Standardized performance and caching rules.
Core Concepts
A metadata-driven report framework includes:
| Layer | Purpose |
|---|
| Metadata Storage | Defines report structure, filters, joins, fields |
| Query Engine | Converts metadata into executable SQL |
| API Layer | Runs the queries securely and efficiently |
| Frontend Renderer | Auto-builds UI (table or chart) from metadata |
| Access Rules | Controls visibility per user or role |
Architecture Overview
Metadata DB
|
v
Query Builder Engine
|
v
API Execution and Caching
|
v
Angular UI Renderer (Table/Chart/Export)
Workflow Diagram
User Requests Report
|
vLoad Report Metadata
|
vBuild SQL Using Query Builder
|
vExecute and Cache Results
|
vRender UI Auto (Grid or Chart)
|
vOptional Export (CSV, PDF, Excel)
Flowchart
START|
v
Select Report from UI
|
v
Fetch Metadata from DB
|
v
Metadata valid?
|--NO--> Show error|
YES
|
v
Generate SQL Query dynamically
|
v
Execute Query with filters
|
v
Return paginated result set|
v
Render table or chart dynamically
|END
Metadata Model Design
Report Table
CREATE TABLE Reports (
ReportId UNIQUEIDENTIFIER PRIMARY KEY,
Name NVARCHAR(200),
Description NVARCHAR(MAX),
BaseTable NVARCHAR(200),
ChartType NVARCHAR(50) NULL,
IsActive BIT DEFAULT 1
);
Field Metadata
CREATE TABLE ReportFields (
FieldId UNIQUEIDENTIFIER PRIMARY KEY,
ReportId UNIQUEIDENTIFIER,
ColumnName NVARCHAR(200),
DisplayName NVARCHAR(200),
DataType NVARCHAR(50),
IsVisible BIT DEFAULT 1,
IsSortable BIT DEFAULT 1,
IsFilterable BIT DEFAULT 1,
Aggregation NVARCHAR(100) NULL
);
Filter Metadata
CREATE TABLE ReportFilters (
FilterId UNIQUEIDENTIFIER PRIMARY KEY,
ReportId UNIQUEIDENTIFIER,
FieldName NVARCHAR(200),
FilterType NVARCHAR(50), -- textbox, dropdown, dateRange
DefaultValue NVARCHAR(200) NULL
);
Dynamic SQL Generation (C# Sample)
public string BuildQuery(ReportDefinition report, Dictionary<string, string> filters)
{
var select = string.Join(", ",
report.Fields.Where(f => f.IsVisible).Select(f => f.ColumnName));
var sql = $"SELECT {select} FROM {report.BaseTable}";
if(filters.Any())
{
var where = string.Join(" AND ",
filters.Select(f => $"{f.Key} = @{f.Key}"));
sql += $" WHERE {where}";
}
return sql;
}
API Endpoint
[HttpPost("execute")]
public async Task<IActionResult> Execute([FromBody] ReportRequest request)
{
var metadata = await _metadataService.GetReport(request.ReportId);
var sql = _queryBuilder.BuildQuery(metadata, request.Filters);
var result = await _db.QueryAsync(sql, request.Filters);
return Ok(result);
}
Angular UI Renderer
The frontend dynamically builds columns and filters based on metadata.

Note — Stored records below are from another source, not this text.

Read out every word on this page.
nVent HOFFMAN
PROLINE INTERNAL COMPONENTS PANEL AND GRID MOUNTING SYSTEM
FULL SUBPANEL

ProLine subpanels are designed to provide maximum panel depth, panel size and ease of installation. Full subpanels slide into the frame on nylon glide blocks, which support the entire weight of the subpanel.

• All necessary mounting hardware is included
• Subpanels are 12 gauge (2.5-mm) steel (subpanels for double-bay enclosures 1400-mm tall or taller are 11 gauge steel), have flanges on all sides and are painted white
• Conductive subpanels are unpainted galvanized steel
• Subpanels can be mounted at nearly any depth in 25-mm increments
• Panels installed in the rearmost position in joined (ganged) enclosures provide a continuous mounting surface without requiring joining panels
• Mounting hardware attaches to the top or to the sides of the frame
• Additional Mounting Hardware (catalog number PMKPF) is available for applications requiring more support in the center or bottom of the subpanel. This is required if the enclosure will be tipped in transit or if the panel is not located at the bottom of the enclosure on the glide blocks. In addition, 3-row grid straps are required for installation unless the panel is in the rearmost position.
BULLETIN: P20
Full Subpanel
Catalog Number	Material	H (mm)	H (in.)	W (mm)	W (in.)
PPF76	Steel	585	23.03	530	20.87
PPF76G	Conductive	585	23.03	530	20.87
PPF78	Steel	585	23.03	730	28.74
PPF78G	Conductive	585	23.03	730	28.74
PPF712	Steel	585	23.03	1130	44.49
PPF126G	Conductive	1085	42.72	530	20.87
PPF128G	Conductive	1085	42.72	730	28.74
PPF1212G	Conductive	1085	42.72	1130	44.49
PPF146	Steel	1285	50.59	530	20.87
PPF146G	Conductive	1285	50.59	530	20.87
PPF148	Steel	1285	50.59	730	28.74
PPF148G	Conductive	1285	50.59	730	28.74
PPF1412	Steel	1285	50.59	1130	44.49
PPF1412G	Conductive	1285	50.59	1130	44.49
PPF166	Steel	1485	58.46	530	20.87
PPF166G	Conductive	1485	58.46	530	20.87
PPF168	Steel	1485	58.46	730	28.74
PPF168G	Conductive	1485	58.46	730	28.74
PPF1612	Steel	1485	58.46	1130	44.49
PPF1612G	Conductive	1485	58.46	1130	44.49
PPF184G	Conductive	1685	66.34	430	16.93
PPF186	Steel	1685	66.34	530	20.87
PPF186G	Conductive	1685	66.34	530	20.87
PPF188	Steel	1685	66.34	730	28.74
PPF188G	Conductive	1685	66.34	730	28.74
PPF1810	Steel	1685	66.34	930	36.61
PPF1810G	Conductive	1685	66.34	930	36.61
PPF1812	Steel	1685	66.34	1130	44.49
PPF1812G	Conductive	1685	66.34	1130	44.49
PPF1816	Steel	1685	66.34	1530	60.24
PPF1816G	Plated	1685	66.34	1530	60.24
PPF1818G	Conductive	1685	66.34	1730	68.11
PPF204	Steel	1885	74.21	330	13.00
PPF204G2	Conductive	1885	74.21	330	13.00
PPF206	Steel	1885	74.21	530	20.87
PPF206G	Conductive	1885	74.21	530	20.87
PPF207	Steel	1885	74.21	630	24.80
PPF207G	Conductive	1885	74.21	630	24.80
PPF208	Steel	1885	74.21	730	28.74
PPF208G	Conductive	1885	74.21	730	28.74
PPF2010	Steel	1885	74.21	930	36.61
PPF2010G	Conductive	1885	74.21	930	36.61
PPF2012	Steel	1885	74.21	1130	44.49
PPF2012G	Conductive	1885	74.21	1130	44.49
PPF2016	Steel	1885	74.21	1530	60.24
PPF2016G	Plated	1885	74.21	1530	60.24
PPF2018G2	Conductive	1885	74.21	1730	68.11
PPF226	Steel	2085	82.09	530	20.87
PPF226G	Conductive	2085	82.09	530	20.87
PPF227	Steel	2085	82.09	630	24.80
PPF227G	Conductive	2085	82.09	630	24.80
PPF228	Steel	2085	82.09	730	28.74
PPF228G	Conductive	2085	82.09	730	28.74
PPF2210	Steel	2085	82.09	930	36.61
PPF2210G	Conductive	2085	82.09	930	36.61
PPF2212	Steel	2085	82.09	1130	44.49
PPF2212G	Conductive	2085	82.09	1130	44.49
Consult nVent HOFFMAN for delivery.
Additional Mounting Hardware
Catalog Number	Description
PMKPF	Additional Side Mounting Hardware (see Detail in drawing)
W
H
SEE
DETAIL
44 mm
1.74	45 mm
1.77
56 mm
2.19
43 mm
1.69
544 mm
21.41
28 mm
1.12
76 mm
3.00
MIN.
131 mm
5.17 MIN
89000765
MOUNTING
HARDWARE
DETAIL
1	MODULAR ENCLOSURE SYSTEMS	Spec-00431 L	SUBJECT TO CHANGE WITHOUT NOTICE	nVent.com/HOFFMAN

loadReport(reportId: string) {
this.http.post('/api/reports/execute', { reportId, filters: {} })
.subscribe(result => {
this.columns = result.metadata.fields;
this.rows = result.data;
});
}
Rendering Modes
The UI should automatically detect and render based on metadata:
| Mode | Trigger |
|---|
| Table | Default |
| Chart | Metadata.ChartType not null |
| Pivot View | If Aggregations exist |
| Export Mode | User clicks Export to PDF/Excel |
Access Control
Store role-based visibility rules:
CREATE TABLE ReportPermissions (
ReportId UNIQUEIDENTIFIER,
Role NVARCHAR(200),
CanExecute BIT DEFAULT 1,
CanExport BIT DEFAULT 1
);
API checks permissions before execution.
Caching Strategy
To prevent repeated heavy query execution:
Cache by ReportId + Filter hash.
Set TTL based on request frequency.
Invalidate cache when data source changes.
Performance Considerations
Real-World Use Cases
ERP with configurable dashboards.
Finance reconciliation reporting.
Manufacturing KPIs and operational metrics.
Multi-tenant SaaS usage monitoring.
Best Practices
Audit report execution logs.
Never expose raw column names to UI.
Generate preview before allowing publish.
Allow cloning and versioning of reports.
Conclusion
A metadata-driven reporting architecture allows platforms to scale reporting without repeated development cycles. With SQL generation, API abstraction, and dynamic UI rendering, business teams gain direct ownership of report creation while developers focus on core platform logic.